Crispy Tandoori Chickpea Spelt Pizza
FOR THE TANDOORI CHICKPEAS:
- 265 g Chickpeas drained and patted dry*.
- 175 ml Coconut cream*
- 1 small onion chopped
- Optional: 1 tsp harissa paste or 1-2 bird eye chilies
- 1 tbspn Lemon juice
- 2 tbspn Cumin ground
- ½ tbspn Cinnamon ground
- 1 tbspn Ginger ground
- 1 tbspn Paprika ground
- 1 tbspn Garlic powder ground
- ½ tbspn black pepper ground
- ½ tbspn Sea salt ground
- 1 tbspn Coconut blossom sugar
FOR THE SIMPLE PIZZA DOUGH:
FOR THE MINT YOGURT:
FOR THE TOPPINGS:
- Carrots finely sliced
- Red bell bell pepper finely sliced
- Vegan cheese
- Tandoori chickpeas Prepare all the ingredients in a large bowl and knead with your hands until the chickpeas are well combined with all the other ingredients and a paste-like mass is formed.265 g Chickpeas drained and patted dry*., 175 ml Coconut cream*, 1 small onion, Optional: 1 tsp harissa paste or 1-2 bird eye chilies, 1 tbspn Lemon juice, 2 tbspn Cumin, ½ tbspn Cinnamon, 1 tbspn Ginger, 1 tbspn Paprika, 1 tbspn Garlic powder, ½ tbspn black pepper, ½ tbspn Sea salt, 1 tbspn Coconut blossom sugar
- Mint yogurt To prepare the yogurt, place all ingredients in a high-powered blender and blend on high speed for at least 30-60 seconds to make a creamy yogurt. Season to taste and set aside.170 ml Coconut cream*, 1 tbspn Agave syrup or maple syrup, 2 tbspn Lemon juice, 2 tbspn Apple cider vinegar, 2 Hands full of mint leaves, 1 Handful of coriander leaves, 1 tbspn Olive oil, Salt and pepper to taste, 120 g Cashews
- For the dough first put the wet ingredients, then the dry ingredients in a mixing bowl and mix with a food processor (kneading chopper) for about 3-4 minutes on high speed until smooth. If the dough is too dry, carefully add a little more water. If the dough is too wet, add a little more flour. Briefly remove dough from bowl, flour bottom of bowl (so dough does not stick).½ tbspn Salt, 1 tbspn Turmeric, 1 tbspn Raw cane sugar, 1 tbspn Dry yeast, 200 ml lukewarm water, 240 g Spelt flour
- Cover (I use a tea towel and a lid) and place in a warm, but not too hot, place where there are no drafts. The dough should still be able to breathe (do not cover too tightly), as the yeast needs heat and oxygen to rise. Let rise for 1 hour.

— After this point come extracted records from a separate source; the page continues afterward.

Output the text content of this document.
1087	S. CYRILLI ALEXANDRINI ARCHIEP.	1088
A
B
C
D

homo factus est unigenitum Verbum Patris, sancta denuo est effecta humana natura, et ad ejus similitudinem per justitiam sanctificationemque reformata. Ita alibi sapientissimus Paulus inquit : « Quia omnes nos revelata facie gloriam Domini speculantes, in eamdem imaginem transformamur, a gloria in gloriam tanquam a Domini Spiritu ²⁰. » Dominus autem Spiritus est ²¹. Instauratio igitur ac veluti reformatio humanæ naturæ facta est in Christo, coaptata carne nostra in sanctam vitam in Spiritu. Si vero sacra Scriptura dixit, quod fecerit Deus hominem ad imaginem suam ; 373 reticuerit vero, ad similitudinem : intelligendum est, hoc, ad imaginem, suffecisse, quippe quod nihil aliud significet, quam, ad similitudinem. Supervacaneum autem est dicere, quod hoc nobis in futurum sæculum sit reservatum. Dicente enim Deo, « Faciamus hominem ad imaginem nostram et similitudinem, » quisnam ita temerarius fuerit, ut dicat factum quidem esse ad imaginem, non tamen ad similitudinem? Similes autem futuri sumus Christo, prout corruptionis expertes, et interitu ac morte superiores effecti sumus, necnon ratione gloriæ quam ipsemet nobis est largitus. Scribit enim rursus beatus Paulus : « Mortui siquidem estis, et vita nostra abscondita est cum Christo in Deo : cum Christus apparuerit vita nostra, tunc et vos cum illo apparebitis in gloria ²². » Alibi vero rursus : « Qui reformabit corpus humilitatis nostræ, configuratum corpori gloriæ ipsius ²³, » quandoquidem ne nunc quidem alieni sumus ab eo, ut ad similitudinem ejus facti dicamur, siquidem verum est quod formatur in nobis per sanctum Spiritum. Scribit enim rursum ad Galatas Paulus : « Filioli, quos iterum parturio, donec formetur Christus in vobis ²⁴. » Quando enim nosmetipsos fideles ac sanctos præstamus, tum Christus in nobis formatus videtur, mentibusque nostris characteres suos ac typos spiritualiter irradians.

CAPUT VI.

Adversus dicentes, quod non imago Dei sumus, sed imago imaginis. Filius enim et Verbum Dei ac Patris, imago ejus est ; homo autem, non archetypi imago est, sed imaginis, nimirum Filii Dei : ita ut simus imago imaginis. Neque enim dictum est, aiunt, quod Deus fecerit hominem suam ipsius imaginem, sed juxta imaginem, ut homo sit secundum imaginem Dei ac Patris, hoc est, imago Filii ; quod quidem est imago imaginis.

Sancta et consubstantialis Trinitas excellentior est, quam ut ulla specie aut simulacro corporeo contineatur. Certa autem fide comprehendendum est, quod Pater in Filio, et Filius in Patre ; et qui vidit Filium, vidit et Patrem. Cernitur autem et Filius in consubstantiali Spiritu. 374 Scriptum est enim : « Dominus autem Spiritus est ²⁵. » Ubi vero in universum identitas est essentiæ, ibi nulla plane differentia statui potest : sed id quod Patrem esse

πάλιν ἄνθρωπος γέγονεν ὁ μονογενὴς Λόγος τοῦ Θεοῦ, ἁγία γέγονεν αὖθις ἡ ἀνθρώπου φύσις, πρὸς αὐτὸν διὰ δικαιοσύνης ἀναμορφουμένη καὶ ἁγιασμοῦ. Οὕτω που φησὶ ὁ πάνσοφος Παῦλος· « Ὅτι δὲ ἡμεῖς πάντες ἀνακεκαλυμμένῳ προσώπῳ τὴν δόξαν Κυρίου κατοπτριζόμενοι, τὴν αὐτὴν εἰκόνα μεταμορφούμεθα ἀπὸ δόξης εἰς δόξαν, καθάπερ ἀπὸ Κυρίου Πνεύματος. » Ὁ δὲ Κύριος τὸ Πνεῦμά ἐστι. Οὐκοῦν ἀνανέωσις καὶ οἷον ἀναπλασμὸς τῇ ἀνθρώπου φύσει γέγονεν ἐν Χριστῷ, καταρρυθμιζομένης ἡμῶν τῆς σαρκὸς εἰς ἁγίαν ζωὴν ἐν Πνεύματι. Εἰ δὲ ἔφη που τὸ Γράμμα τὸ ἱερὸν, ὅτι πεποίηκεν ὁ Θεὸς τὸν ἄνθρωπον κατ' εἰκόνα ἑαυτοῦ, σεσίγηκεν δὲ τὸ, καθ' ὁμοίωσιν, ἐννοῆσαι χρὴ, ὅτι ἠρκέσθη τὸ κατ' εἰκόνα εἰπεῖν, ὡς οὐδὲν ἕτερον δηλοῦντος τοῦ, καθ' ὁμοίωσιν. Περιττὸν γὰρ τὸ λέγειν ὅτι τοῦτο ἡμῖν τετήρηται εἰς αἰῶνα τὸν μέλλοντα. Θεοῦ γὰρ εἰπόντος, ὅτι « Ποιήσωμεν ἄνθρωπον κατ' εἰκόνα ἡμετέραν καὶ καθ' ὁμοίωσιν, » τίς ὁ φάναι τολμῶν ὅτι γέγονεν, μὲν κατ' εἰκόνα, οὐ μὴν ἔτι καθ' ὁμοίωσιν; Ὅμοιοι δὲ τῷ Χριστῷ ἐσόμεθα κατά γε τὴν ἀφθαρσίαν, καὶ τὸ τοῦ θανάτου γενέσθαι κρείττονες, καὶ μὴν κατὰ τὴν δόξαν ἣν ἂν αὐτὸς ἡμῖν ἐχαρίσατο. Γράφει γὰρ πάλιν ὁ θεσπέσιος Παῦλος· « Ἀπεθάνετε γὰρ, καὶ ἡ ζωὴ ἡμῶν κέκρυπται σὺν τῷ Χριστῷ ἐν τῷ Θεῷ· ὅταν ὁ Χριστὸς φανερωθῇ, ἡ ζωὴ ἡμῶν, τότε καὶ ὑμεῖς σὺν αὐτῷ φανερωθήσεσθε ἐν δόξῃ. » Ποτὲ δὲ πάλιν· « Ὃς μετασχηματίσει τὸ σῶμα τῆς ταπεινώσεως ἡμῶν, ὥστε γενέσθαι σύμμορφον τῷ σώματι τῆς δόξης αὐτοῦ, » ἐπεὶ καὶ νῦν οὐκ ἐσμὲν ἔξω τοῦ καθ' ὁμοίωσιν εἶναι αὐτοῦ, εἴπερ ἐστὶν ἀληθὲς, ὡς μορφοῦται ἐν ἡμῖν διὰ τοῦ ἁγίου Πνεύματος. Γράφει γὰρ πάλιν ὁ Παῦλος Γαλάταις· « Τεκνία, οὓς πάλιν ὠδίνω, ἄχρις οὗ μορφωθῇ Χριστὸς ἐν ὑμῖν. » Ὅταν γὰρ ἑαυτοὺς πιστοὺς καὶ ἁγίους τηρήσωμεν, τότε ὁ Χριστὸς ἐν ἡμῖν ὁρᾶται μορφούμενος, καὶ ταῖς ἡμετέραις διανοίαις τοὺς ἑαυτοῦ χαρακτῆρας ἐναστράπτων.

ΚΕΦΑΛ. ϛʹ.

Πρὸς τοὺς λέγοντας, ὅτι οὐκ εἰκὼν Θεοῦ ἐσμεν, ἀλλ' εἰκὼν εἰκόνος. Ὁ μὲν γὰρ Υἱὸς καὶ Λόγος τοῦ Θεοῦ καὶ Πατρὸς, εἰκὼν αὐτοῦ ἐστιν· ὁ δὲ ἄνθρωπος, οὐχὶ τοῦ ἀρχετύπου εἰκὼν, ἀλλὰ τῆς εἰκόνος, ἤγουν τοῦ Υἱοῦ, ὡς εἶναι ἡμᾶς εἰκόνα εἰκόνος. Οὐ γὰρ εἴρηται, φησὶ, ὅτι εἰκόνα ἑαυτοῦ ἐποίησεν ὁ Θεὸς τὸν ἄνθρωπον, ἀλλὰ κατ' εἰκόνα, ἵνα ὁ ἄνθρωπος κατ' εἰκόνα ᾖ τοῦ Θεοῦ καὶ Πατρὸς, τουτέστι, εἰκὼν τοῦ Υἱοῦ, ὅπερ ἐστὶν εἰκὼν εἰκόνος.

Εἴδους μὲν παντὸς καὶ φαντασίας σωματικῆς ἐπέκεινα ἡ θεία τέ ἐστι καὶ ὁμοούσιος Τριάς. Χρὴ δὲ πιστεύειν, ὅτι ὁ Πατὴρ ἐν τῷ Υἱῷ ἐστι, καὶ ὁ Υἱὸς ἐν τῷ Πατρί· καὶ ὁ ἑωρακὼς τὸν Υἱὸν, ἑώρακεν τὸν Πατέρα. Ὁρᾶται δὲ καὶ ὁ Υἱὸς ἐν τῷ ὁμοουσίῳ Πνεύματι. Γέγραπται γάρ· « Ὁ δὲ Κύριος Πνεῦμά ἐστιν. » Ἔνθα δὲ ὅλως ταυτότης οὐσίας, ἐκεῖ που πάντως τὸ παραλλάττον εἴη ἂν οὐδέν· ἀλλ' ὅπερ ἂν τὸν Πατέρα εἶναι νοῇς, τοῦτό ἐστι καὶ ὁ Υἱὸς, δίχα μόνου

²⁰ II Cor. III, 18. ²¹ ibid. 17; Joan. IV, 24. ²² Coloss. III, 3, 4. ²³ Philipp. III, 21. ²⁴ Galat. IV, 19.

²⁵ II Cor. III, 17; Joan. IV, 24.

- At the end of the baking time, preheat the oven to 190 degrees and line a baking tray with wrapping paper.
- Transfer the dough to a floured work surface and knead again with your hands. Roll out with a pastry roller to a round (about 30 centimeters in diameter) dough. Spread chickpea mixture evenly and top with desired toppings.
- Place in oven and bake for 15-20 minutes until pizza is nice and golden brown around the edges.Carrots, Red bell bell pepper, Vegan cheese
- Remove from oven, cut into pieces, drizzle with mint yogurt and enjoy!